The children’s mean score on the SRS-2, a questionnaire completed by parents to evaluate children’s social skills, decreased by 7.38 points during the study, indicating less severe symptoms of autism. None of the participants’ SRS-2 scores increased during the study, meaning nobody’s autism symptoms worsened. Six of the 14 participants had large enough declines in their scores to move down one step in the severity of their autism classification: four from “severe” to “moderate,” one from “moderate” to “mild” and one from “mild” to “normal.”

The results should be interpreted with caution since the study did not have a control arm, Wall said. However, the findings are promising, he added.
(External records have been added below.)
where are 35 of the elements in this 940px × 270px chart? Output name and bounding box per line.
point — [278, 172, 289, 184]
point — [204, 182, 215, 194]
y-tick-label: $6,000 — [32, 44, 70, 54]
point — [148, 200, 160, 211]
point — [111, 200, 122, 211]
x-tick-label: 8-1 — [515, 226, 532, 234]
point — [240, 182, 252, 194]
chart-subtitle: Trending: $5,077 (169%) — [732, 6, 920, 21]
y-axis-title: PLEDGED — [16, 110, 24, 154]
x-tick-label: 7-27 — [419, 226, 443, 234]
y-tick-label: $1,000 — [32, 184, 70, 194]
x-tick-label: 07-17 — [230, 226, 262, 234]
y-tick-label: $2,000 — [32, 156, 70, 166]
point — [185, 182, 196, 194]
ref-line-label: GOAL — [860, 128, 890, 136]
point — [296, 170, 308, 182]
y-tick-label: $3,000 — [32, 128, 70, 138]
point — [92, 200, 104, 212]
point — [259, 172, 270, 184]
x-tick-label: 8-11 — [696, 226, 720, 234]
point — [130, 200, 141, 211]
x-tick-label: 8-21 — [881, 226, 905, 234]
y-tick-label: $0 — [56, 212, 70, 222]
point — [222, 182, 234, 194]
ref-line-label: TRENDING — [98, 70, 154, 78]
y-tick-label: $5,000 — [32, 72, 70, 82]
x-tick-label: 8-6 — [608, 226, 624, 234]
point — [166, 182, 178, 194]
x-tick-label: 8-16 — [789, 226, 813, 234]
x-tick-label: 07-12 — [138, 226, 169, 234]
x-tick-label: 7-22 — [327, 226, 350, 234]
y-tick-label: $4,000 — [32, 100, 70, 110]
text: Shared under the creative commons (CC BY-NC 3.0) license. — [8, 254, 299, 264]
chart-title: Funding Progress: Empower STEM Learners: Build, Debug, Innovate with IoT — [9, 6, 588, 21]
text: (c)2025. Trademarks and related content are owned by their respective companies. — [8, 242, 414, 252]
Parents’ comments in interviews helped illustrate the improvements, he said. “Parents said things like ‘A switch has been flipped; my child is looking at me.’ Or ‘Suddenly the teacher is telling me that my child is engaging in the classroom.’ It was really heartwarming and super-encouraging for us to hear,” Wall said.

His team is currently completing a larger, randomized trial of the therapy. In addition, they also plan to test the therapy in children who have just been diagnosed with autism and are on a waiting list for treatment. Stanford University has filed a patent application for the technology.

Information about the project is available online.

The study’s other Stanford authors are clinical research coordinators Jena Daniels and Jessey Schwartz; graduate students Catalin Voss and Peter Washington; postdoctoral scholar Nick Haber, PhD; software engineer Azar Fazel; software developer Aaron Kline; Carl Feinstein, MD, professor emeritus of psychiatry and behavioral sciences; and Terry Winograd, PhD, professor emeritus of computer science.

Wall, Feinstein and Winograd are members of Stanford Bio-X and the Stanford Child Health Research Institute. Wall is also a member of the Stanford Neurosciences Institute.

The research was funded by grants from the National Institutes of Health (grants 1R21HD091500 and 1R01EB025025), Stanford’s Clinical and Translational Science Award (NIH grant UL1TR001085), the David and Lucile Packard Foundation, the Beckman Center for Molecular and Genetic Medicine, the Wallace H. Coulter Foundation, Stanford’s Walter V. and Idun Berry Postdoctoral Fellowship Program, the Stanford Child Health Research Institute, the Dekeyser and Friends Foundation and the Mosbacher Family Fund for Autism Research, as well as an individual gift from Peter Sullivan. The researchers received an in-kind gift from Google of 35 Google Glass devices as well as technical assistance from the company, and an in-kind grant of Amazon Web Services Founder Support.

Stanford’s Department of Pediatrics also supported the work.